Melon Rum Flavored Canneles

I thought I would try baking Canneles de Bordeaux using Melon flavor Rum.  But ... I should have stayed with the Dark Rum.  Tonight's testing was to bake test with melon flavor rum, and using silicon baking mold.   Even though I do not have a "silicone Canneles molds", I improvised the regular silicone baking mold to test.
The baking result:   The copper canneles molds are still the best.   The aluminum canneles molds did a good job.   The silicone baking mold did not caramelize the outer part of the Canneles as copper and aluminum molds did.  But, it turned out interesting, I think. 
Taste testing:   The Canneles baked in silicon mold's outer shell did not pass the Canneles' egg shell crunchiness.   Even after 1 hr 40 min of baking, the caramelization is not 100%.  The texture is chewy.

I made petite canneles rather than the usual demi size because I wanted to quickly bake and find out the result.

Summer Garden Vegetable Lasagna

So, what to do with pounds of beautiful home grown Romano Tomatoes that my friend game me? and Eggplants?  and Bell Peppers?  I had a couple of ideas, but I chose to make Lasagna.
Lasagna seems so simple to make.  A layer of this and a layer of that.  But, the Lasagna pasta is not very forgiving to prepare since all our pots are round, and they are rectangle.  But I came across this pre-cooked lasagna.  It seems that all I need to do is add them between the layers of sauce.  I tried it and I love it.
8 to 9 lasagna pasta, "No Boil Required"  by Barilla
1 small red onions - chopped
2 small green bell peppers (optional), chopped
3 Tbsp Traditional Basil Pesto sauce
3 lb Ripe Romano Tomatoes, washed, seeded and cut into chunks
10 pieces of Chicken strips grilled in George Foreman's Hamburger grill
1-1/4 lb Japanese eggplants, sliced and grilled in George Foreman's Hamburger grill
1/2 C Sun dried tomatoes - rehydrated in 1/2 C hot water
1-1/2 lb shredded Mozzarella cheese
Sea Salt - 1/2 Tbsp
1 tsp black pepper
1 jar - 24 oz Classico Spicy Tomatoes & Pesto sauce
1 Tbsp butter, unsalted
1 Tbsp olive oil
2 Tbsp Oregano.  Add 1 Tbsp at a time to taste.

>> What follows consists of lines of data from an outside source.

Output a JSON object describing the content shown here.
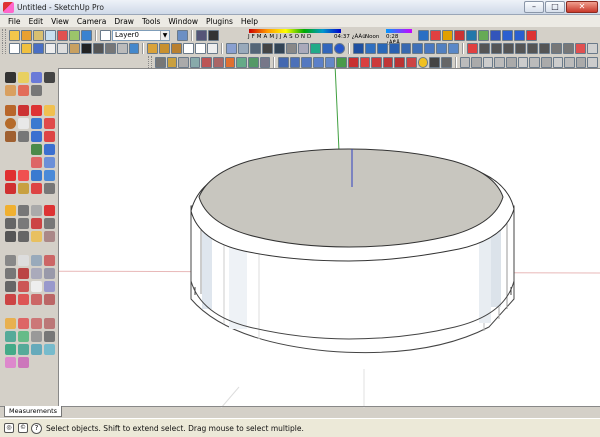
{
  "window": {
    "title": "Untitled - SketchUp Pro"
  },
  "menu": [
    "File",
    "Edit",
    "View",
    "Camera",
    "Draw",
    "Tools",
    "Window",
    "Plugins",
    "Help"
  ],
  "layers": {
    "current": "Layer0"
  },
  "shadows": {
    "months": [
      "J",
      "F",
      "M",
      "A",
      "M",
      "J",
      "J",
      "A",
      "S",
      "O",
      "N",
      "D"
    ],
    "time_start": "04:37 ¿ÀÀü",
    "noon": "Noon",
    "time_end": "0:28 ¿ÀÈÄ"
  },
  "measurements_label": "Measurements",
  "status_text": "Select objects. Shift to extend select. Drag mouse to select multiple.",
  "colors": {
    "cylinder_top": "#c8c6bf",
    "cylinder_side": "#ffffff",
    "axis_red": "#d04040",
    "axis_green": "#40a040",
    "axis_blue": "#3040c0"
  }
}
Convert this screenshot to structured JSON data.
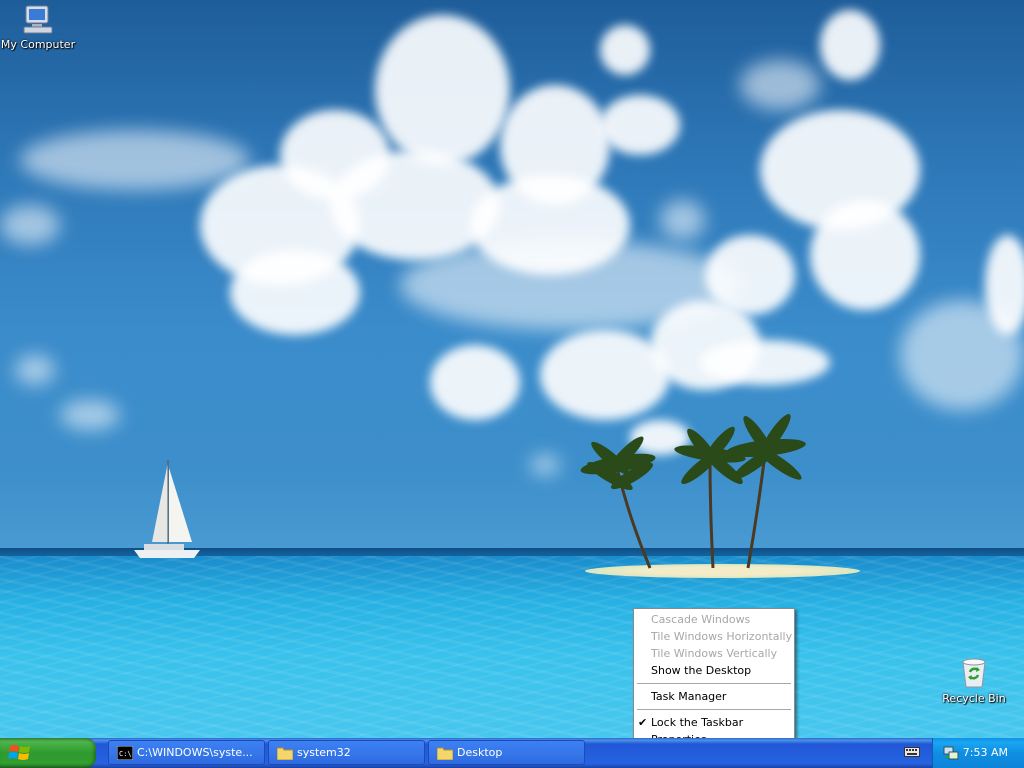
{
  "desktop": {
    "icons": [
      {
        "label": "My Computer"
      },
      {
        "label": "Recycle Bin"
      }
    ]
  },
  "context_menu": {
    "items": [
      {
        "label": "Cascade Windows",
        "enabled": false
      },
      {
        "label": "Tile Windows Horizontally",
        "enabled": false
      },
      {
        "label": "Tile Windows Vertically",
        "enabled": false
      },
      {
        "label": "Show the Desktop",
        "enabled": true
      },
      {
        "label": "Task Manager",
        "enabled": true
      },
      {
        "label": "Lock the Taskbar",
        "enabled": true,
        "checked": true
      },
      {
        "label": "Properties",
        "enabled": true
      }
    ]
  },
  "taskbar": {
    "start_icon": "windows-flag-icon",
    "tasks": [
      {
        "label": "C:\\WINDOWS\\syste...",
        "icon": "command-prompt-icon"
      },
      {
        "label": "system32",
        "icon": "folder-icon"
      },
      {
        "label": "Desktop",
        "icon": "folder-icon"
      }
    ],
    "tray": {
      "clock": "7:53 AM",
      "icons": [
        "keyboard-language-icon",
        "network-icon"
      ]
    }
  },
  "colors": {
    "taskbar_blue": "#2663e0",
    "start_green": "#2f9a2f",
    "tray_blue": "#0f8ee3",
    "menu_disabled": "#a7a6aa"
  }
}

Pan:  9x9x2-1/2 baking dish or any others, but don't forget to increase the amount of lasagna pasta.
Baking Temp:  Bake covered in aluminum foil at 400'F until the internal temperature reaches 165'F or higher and bubbly.
Slice eggplants lengthwise and grill in George Foreman's countertop hamburger grill.  It should be somewhat translucent.  Cut with scissors into smaller pieces.  Set aside.
Grill chicken strips.  Tear apart into smaller strips.  Set aside

Saute onions in butter and olive oil till translucent.  Then, add bell peppers. Stir fry 1 min.
Lower heat and add Traditional Basil Pesto.  Stir to incorporate.
Add Romano Tomatoes.  Add salt, black pepper, and 1 Tbsp Oregano.   Turn to medium high heat. Cook 3 min.
Medium low heat - Add Spicy Tomatoes and Pesto sauce.  Taste and add more salt and Oregano, if needed.  Stir and cook till heated through.

Time to assemble -Preheat oven to 400'F.  Have aluminum foil handy.  Extra baking pan or sheet to catch spill.
In the baking dish:
1.  Add tomato sauce
2.  Add lasagna pasta
3.  Add tomato sauce
4.  Add Mozarella
5.  Add eggplant pieces
6.  Add chicken pieces
7.  Add Mozzarella
8.  Add sauce
9.  Add lasagna pasta
10.  Add sauce
11. Add Mozarella
Wrap up in Aluminum foil and place on top of baking sheet or another larger size baking pan.
Bake till bubbly and internal temperature reaches 165'F+.  Approx. 1 hr 40 min+

Taste test:  Delicious.  I am sure there are other ones out there that is also.  But I got to use all the homegrown veges in one dish, and thank goodness for the "no boiling required" lasagna pasta and George Foreman's grill.  It saved me time. I would consider to omit the bell peppers after stir frying them.  I tasted bitterness in the outer peel.  May be peel the bell pepper before stir frying?  that may be a good idea.

Home Grown Corn

Summer time here at my mini-garden keeps quite busy.  Eggplants, pumpkins, lemons, limes, quamquats, romano tomatoes, upside-down tomato plants, Kaki trees, cucumbers, herbs, strawberry plants, and corn.  Corn came late this summer.  I am not sure if the seed was too old or my soil is not fat enough.  But here they are.  No insecticide odor and fresh.  & they are beautiful plants.